When I'm advising clients on social media strategies, it's the plans B that often help make the decision--for example, if you can only handle one person staffing one channel, and either the channel or person are down with no backup, you may want to rethink your plans. Have you thought through these situations where a social media plan B will stand you in good stead?
- Cross-training for ordinary staff absences: Everyone has sick days, surgery and recovery, family leave, and other routine absences. Is the rest of your team ready to step in for each person on the team? Do multiple players have access to the accounts, dashboards and other tools--and the experience to use them? Facebook now allows for multiple page admins with different roles, so make sure each role is backed up in this way.
- High-traffic post responses: Before you get overwhelmed by an unexpected major response to one of your posts, have you coordinated with your IT team and your own team about how you'll stop, drop and roll with a tsunami of comments or traffic? That means everything from keeping your site functional to how you'll respond, content-wise. Get some lessons by reading about how SCOTUS blog survived the announcement of the Supreme Court health care law decision by preparing for an overwhelming interest in the news on its site. There's more from the SCOTUS blog's publisher on what happened that day, including how the Court itself bet solely on its website, which couldn't stand the load at the most critical moment. It's one of many factors that contributed to some news organizations reporting the news incorrectly that day. Some smart tactics here to share and discuss with your IT folks. Don't forget to point out the impact on your end of the business.
- Pulling automated posts in a crisis: Your social media plan needs its own crisis plan: 6 lessons from the #hopkinsshooting offers a case study in getting caught by surprise, with lesson one being a plan to stop any auto-posts, which may look wildly out of context in a crisis. Social Media Explorer agrees, noting that it took some companies two days after the September 11 attacks to remove their Times Square ads or replace them with something more appropriate....and that two days in social media is an eternity.
- The channel is down: Whether it's the Twitter fail whale or something more dire, the channel on which you most depend may go down for reasons out of your control, as Twitter itself did recently for the better part of a business day. Where will your posts go then? How will you communicate with your users if that's your primary channel? Where's your "meetup" place for followers--do they know where to go to find you in an emergency outage?
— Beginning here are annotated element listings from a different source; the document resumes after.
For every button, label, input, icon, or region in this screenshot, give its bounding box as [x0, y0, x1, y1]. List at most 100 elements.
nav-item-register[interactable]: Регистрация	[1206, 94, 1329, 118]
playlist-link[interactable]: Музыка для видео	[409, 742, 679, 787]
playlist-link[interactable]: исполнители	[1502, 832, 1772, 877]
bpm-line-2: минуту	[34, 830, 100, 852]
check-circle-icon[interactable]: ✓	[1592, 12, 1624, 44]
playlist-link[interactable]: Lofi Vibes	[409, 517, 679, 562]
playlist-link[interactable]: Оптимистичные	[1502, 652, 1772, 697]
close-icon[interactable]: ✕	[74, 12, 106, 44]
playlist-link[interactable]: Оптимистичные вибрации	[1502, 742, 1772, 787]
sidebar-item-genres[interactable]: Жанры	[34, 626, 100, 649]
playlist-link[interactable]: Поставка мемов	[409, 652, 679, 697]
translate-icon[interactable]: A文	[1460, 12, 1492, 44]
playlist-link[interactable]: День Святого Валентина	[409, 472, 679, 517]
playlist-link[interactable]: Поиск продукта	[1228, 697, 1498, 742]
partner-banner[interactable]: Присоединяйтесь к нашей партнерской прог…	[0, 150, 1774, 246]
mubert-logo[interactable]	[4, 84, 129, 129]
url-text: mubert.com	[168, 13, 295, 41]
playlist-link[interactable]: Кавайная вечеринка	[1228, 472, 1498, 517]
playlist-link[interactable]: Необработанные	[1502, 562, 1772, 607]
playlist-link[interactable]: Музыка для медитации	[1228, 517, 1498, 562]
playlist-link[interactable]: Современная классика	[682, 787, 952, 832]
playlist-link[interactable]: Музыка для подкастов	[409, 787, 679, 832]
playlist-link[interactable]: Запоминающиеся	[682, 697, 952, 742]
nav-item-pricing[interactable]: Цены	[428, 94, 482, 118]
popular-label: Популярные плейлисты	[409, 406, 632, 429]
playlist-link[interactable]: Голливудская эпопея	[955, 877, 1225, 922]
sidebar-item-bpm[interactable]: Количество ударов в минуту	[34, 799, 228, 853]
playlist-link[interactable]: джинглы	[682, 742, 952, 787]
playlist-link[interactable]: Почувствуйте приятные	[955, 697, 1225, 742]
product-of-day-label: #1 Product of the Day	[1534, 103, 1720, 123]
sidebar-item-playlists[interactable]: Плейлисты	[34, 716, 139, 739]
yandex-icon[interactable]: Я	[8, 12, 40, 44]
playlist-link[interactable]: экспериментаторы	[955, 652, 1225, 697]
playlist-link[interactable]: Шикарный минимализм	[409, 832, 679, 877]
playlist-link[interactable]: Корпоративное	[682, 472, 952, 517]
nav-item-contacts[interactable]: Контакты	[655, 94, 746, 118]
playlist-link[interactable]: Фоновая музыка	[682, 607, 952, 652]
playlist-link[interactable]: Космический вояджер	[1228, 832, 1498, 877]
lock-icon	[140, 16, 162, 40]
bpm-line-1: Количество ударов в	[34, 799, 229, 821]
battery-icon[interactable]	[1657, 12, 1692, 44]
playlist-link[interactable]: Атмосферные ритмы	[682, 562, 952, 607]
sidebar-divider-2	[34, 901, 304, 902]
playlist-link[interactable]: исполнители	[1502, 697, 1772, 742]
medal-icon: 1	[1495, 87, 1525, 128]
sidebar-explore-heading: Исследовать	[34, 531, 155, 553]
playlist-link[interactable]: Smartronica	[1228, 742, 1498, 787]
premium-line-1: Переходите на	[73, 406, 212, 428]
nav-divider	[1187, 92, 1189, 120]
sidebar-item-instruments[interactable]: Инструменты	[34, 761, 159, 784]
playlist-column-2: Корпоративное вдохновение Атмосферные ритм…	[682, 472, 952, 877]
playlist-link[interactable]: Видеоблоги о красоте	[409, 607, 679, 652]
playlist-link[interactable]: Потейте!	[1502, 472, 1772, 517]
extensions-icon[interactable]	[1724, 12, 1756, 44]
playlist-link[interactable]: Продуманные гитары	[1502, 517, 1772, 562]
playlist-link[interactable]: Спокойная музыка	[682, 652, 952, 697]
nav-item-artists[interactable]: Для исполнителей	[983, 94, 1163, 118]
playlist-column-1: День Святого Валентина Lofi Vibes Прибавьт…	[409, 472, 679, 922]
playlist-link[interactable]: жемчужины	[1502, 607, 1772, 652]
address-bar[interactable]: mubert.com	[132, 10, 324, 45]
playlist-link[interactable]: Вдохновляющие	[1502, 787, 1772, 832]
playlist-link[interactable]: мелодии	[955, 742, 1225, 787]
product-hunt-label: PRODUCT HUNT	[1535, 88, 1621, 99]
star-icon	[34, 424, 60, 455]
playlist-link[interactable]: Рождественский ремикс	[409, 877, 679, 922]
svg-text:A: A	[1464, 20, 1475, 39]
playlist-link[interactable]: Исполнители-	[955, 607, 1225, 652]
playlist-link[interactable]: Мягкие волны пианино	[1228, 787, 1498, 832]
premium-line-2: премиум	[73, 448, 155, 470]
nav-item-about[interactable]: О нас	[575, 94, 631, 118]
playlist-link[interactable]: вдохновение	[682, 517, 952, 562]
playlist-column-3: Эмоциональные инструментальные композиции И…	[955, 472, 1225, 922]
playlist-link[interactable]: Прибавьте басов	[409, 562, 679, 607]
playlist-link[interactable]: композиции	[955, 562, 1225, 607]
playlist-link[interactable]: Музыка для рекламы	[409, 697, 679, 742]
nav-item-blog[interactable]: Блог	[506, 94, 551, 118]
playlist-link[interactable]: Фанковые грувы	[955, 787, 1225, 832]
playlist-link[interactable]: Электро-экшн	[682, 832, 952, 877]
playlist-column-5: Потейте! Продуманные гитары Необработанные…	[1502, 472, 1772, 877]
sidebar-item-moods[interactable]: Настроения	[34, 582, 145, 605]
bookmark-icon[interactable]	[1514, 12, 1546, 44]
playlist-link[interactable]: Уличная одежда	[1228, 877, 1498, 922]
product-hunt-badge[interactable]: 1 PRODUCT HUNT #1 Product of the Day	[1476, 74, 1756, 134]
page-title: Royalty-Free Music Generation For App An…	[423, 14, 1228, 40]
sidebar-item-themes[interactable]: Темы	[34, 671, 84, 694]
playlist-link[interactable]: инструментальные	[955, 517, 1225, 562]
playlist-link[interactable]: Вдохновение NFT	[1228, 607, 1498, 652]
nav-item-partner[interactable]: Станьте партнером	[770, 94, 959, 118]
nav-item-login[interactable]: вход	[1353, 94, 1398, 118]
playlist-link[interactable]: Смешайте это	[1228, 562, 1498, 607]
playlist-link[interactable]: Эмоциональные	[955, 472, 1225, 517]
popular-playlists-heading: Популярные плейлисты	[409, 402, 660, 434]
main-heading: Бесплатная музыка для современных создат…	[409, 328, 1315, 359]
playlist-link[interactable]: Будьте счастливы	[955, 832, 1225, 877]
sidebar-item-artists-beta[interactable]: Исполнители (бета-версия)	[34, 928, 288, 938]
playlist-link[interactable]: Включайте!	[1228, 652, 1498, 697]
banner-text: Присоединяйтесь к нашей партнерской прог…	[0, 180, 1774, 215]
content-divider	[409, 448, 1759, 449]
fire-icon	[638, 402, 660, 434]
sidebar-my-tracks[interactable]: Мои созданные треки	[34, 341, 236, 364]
- Your account is hacked: Aside from new security controls, what do you need to do to refute any harmful content posted under your brand? How are your users and followers reacting? What channel can you offer them as a secure posting place?
- Your message is hijacked or prompts a protest: McDonald's Twitter hashtag #McDStories quickly got overtaken by Twitter users who posted negative experiences. In this case, the company stopped promoting the hashtag within a couple of hours, replacing it with another that was already planned as a backup. It's a good reminder that your backups may need to be content backups as well as technical ones. If that sounds obvious, a July 2012 report notes that "of companies that have been subject to social media criticism however strong (ranging from a single complaint to a full-scale campaign), fully 72% rated their preparedness as average or below, with 20% being completely unprepared."